Porsche and Audi will enter F1 in 2026 confirms VW CEO Herbert Diess
McLaren deal still uncertain
Porsche and Audi will enter Formula 1 in the coming years, the Volkswagen Group CEO, Herbert Diess has said, confirming rumours that had been circulating for some time.
While the specifics remain uncertain, it is now clear that both firms will be appearing on the grid by 2026 at the latest.
“You just run out of arguments,” said Diess, speaking at a question-and-answer session on Monday (May 2).
“As Markus Duesman [Audi chairman] always tells me, you usually make up one second per season on a medium-sized race track simply by optimising details.
“But you can’t catch up on that when you join a new team: you need five or ten years to be among the front runners. In other words, you can only get onboard if you have a major rule change.
“That’s coming now, and it will also come in the direction of 2026, when the engines will be electrified to a much greater extent, including with synthetic fuels. That means you need a new engine development and you need three or four years to develop a new engine.
“That means you can decide now to do Formula 1 — or then probably not again for ten years. And our two premium brands think that’s the right thing to do, and are prioritising it.”
A deal between Audi and McLaren is thought to have been in the works since at least last year, the team’s CEO, Zak Brown having said in 2021 that both McLaren and Audi were in partnership discussions. Reports suggested that Audi was prepared to offer up to £422m to buy the team, though the status of the negotiations to date is unclear. Both companies have in recent times denied the story, with Alfa Romeo, Williams and Aston Martin also touted as candidates for an Audi partnership.
As regards Porsche, Diess said that the company’s plans to enter F1 were somewhat more concrete than Audi’s. Reports have strongly suggested that Porsche will partner with the Red Bull team from 2026, possibly as an engine supplier, following the departure of Honda from F1. The Japanese company had supplied power units to both Red Bull and Alpha Tauri, though Red Bull acquired the hardware and intellectual property and this year an evolution of the 2021 Honda system is branded Red Bull Powertrains.

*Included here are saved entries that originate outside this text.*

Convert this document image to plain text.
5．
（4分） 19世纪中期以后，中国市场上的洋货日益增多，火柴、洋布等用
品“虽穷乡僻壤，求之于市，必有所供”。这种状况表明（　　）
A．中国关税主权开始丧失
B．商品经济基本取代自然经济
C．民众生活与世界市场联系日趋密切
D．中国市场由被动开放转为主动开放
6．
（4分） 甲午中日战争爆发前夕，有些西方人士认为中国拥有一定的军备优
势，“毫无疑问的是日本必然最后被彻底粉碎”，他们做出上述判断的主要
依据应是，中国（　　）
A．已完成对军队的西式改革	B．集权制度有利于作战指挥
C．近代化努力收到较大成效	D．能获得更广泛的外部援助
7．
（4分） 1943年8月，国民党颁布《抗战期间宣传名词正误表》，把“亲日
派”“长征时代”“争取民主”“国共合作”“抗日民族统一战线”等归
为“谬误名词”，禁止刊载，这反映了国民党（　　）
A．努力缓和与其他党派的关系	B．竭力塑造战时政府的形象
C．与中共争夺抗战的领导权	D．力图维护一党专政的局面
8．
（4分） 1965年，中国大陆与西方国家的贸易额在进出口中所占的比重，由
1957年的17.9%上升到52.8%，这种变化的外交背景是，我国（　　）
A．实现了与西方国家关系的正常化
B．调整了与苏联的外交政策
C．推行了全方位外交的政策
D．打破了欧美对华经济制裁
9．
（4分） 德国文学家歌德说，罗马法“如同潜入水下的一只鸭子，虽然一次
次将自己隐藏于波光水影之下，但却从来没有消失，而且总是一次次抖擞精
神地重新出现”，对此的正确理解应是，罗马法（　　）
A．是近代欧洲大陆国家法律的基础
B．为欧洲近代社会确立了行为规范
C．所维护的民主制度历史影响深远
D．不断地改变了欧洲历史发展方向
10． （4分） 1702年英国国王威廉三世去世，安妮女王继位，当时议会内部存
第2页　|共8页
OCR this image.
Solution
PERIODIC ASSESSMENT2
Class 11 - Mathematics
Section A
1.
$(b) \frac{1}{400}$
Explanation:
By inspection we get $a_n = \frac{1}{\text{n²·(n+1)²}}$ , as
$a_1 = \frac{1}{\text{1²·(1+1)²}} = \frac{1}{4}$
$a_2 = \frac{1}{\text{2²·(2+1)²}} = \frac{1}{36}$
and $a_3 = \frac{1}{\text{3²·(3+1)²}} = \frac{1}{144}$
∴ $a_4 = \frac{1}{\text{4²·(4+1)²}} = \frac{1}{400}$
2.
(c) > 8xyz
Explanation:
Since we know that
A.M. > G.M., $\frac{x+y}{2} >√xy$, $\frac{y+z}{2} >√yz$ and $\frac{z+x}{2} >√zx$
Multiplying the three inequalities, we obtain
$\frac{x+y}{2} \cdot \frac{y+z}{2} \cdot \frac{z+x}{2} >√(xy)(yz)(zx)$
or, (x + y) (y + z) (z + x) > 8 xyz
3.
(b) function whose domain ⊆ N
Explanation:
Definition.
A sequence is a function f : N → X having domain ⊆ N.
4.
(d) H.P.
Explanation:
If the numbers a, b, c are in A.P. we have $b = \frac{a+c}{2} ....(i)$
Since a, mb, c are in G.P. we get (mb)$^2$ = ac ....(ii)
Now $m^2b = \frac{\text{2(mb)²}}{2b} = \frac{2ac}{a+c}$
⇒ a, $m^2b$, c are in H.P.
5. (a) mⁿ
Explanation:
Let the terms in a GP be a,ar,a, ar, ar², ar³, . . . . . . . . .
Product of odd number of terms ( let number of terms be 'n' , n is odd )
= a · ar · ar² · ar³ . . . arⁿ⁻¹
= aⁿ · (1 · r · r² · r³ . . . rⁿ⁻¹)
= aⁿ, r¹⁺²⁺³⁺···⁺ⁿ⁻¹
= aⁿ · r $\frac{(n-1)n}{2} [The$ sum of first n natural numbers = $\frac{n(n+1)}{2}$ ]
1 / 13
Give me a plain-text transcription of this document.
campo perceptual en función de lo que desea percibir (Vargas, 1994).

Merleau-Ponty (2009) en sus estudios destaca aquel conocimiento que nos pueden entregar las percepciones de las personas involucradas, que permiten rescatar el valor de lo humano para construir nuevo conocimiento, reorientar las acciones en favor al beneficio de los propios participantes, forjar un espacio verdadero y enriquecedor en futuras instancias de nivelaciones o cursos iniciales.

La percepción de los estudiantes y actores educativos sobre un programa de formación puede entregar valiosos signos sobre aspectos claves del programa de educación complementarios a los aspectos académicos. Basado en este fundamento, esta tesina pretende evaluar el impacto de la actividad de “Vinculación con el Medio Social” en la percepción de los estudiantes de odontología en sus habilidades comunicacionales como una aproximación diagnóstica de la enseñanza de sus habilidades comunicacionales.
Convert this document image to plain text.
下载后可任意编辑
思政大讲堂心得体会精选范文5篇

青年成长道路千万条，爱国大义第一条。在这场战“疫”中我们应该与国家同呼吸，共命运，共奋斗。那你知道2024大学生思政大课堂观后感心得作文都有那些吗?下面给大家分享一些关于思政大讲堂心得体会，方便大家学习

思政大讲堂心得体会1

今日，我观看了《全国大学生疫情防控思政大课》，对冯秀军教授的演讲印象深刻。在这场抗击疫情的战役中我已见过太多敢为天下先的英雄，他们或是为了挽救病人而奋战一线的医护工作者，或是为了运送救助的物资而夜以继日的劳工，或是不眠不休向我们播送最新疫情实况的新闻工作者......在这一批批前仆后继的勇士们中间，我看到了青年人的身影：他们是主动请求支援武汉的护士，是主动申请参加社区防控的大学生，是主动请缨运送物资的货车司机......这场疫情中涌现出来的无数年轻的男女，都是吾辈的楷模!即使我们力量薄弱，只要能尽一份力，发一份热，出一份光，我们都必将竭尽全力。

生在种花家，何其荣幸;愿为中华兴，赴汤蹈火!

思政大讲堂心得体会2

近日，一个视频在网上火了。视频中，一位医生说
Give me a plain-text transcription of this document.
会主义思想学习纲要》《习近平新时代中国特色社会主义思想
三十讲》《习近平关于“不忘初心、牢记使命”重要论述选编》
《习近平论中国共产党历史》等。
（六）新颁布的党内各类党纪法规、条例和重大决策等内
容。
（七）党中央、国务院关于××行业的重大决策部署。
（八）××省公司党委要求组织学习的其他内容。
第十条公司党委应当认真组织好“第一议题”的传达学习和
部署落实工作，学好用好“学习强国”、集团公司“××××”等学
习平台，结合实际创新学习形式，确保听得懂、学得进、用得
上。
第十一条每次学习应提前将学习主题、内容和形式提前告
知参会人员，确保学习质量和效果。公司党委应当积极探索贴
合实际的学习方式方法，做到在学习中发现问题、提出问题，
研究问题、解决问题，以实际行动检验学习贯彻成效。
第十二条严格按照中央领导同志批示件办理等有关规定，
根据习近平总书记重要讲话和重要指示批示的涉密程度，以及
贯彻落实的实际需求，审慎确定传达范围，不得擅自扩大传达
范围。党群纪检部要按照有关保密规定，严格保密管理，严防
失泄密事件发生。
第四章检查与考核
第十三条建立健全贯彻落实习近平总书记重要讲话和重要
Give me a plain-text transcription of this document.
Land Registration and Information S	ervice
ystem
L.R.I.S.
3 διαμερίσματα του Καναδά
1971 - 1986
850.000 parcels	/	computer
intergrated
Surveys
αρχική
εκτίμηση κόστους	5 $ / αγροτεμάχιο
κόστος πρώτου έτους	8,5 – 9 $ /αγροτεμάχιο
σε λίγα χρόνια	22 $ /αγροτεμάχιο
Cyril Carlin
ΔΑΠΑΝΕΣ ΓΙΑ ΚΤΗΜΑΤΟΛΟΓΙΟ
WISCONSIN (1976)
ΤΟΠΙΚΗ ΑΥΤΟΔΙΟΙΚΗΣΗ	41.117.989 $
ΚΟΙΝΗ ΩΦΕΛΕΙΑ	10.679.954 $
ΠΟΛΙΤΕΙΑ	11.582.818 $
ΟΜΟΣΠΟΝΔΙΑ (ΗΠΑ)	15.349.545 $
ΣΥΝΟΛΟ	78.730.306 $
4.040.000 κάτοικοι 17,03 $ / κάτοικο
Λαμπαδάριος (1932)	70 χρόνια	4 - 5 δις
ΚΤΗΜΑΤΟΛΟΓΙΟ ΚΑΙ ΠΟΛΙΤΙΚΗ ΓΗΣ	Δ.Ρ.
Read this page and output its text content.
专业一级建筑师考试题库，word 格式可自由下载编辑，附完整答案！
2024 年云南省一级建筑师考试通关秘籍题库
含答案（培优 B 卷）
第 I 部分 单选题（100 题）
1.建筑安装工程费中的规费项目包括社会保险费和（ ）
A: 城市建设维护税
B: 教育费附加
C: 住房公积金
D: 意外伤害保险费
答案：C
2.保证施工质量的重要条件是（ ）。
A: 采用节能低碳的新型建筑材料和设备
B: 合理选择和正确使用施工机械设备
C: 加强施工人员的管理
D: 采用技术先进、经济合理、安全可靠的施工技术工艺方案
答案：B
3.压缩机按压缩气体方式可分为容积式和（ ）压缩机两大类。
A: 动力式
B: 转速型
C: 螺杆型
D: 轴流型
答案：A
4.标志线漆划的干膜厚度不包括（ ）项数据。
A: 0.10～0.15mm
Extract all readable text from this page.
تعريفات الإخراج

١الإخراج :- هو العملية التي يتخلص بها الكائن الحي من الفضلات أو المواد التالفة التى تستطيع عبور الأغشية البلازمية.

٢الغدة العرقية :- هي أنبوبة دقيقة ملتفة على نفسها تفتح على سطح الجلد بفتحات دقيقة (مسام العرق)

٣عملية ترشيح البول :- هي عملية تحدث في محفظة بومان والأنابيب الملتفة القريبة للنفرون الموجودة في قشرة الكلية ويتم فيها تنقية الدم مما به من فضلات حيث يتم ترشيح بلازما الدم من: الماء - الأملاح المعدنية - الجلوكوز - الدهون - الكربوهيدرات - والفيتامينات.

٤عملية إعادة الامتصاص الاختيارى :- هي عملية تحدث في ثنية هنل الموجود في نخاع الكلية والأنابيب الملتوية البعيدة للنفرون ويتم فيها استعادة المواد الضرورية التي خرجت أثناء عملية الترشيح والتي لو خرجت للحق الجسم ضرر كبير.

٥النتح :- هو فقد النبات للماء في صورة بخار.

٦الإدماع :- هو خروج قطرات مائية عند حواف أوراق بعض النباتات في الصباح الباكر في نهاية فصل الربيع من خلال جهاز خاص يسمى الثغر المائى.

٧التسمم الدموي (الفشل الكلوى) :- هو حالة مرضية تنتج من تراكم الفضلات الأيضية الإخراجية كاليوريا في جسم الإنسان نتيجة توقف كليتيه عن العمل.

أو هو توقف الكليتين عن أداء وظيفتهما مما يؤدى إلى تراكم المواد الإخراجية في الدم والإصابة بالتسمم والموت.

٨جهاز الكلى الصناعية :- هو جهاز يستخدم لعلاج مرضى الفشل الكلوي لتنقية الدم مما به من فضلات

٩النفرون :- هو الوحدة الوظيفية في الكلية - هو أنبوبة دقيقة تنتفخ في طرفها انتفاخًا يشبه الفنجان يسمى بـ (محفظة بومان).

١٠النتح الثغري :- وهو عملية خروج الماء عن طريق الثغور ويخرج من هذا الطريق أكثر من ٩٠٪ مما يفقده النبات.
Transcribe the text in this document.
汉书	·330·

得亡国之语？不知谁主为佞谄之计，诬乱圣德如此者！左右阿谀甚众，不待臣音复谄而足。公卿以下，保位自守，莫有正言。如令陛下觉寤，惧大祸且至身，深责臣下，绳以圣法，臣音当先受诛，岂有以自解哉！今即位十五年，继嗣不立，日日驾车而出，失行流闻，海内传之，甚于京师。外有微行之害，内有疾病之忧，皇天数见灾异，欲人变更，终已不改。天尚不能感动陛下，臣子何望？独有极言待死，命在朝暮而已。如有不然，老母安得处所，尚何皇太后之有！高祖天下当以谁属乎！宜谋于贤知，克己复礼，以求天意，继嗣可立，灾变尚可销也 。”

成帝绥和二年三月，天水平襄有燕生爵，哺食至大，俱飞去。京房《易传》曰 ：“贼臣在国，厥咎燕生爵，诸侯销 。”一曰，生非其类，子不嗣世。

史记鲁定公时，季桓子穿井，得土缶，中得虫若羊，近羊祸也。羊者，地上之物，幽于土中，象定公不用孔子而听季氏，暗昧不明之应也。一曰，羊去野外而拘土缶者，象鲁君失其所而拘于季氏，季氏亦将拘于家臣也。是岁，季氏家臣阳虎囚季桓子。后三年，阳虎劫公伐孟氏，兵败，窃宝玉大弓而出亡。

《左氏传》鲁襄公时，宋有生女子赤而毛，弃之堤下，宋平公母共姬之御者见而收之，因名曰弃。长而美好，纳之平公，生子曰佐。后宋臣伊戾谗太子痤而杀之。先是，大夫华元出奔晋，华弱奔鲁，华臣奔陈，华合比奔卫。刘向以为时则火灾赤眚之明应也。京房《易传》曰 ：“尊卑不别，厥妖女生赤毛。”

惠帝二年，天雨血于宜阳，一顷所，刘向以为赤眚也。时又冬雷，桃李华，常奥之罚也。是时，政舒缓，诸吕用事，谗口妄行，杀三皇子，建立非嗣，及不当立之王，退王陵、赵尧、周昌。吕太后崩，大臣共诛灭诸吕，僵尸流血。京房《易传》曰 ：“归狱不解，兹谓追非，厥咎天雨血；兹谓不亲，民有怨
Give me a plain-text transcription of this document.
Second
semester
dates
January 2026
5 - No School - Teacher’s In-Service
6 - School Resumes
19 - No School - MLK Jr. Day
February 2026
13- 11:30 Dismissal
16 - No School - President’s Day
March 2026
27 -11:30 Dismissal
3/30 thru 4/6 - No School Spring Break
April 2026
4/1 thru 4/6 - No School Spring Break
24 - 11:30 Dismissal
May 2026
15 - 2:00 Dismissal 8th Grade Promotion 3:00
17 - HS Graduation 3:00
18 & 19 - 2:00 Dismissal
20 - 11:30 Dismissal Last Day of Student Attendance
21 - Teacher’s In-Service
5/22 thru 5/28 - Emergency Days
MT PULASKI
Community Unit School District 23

Honda has said it will continue providing technical support to Red Bull until the end of the 2025 season, after which new engines running synthetic “e-fuel” are expected. This is an area in which Porsche has been investing heavily in recent years.
The deal between Porsche and Red Bull is said to have been driven primarily by Helmut Marko, a former racing driver who now works as an adviser to Red Bull’s racing teams, along with fellow Austrian Fritz Enzinger, head of motorsport at the Volkswagen Group.
It is thought it was contingent on F1 following through on its plans to switch to e-fuel from 2026, a move that has now been confirmed.
Volkswagen and Red Bull previously collaborated when Red Bull was a major sponsor of Volkswagen’s World Rally Championship team.
Porsche’s entry would mark a return after a long absence from the sport. The company first took part in F1 in 1961, and in 1962 won its only race as a constructor when the sleek, silver 804 took that year’s French Grand Prix in the hands of Dan Gurney (above).
Porsche withdrew from F1 at the end of the 1962 season due to the prohibitive cost of competition, not returning until 1983, though then only as an engine supplier. It produced TAG-badged V6 turbo engines for the McLaren, which powered the team to constructors’ championship titles in 1984 and 1985, and helped Alain Prost to the top of the drivers’ championship in 1986.
Following another departure in 1987, Porsche again returned in 1991 supplying engines to the Arrows team. These V12 motors were a modification of the TAG V6s used in the McLarens, but this time proved too heavy, too slow and too unreliable. Porsche once again withdrew from F1 and hasn’t been involved since.
Audi has never taken part in F1, though both it and Porsche have had enormous success in nearly all other forms of motorsport, including endurance racing, Formula E and even rallying. Combined, Porsche and Audi cars have won the 24 Hours of Le Mans race a total of 32 times, though Diess said that both companies (Porsche in particular) will cut down on their other racing activities to focus on F1.
Porsche’s involvement with synthetic fuels has seen it enter a partnership with a number of energy companies to construct a plant in Chile creating “green hydrogen” using wind power, extracting carbon from the atmosphere and combining both to create a synthetic hydrocarbon that can be used in an internal combustion engine in place of petrol.
The company says that synthetic e-fuels will allow owners to keep classic cars on the road for longer (70% of the Porsches ever made are said to be still running) and Porsche’s involvement with Red Bull as an engine supplier may be an indication of how seriously the company is taking the future of synthetic fuels as a lower carbon alternative to petrol.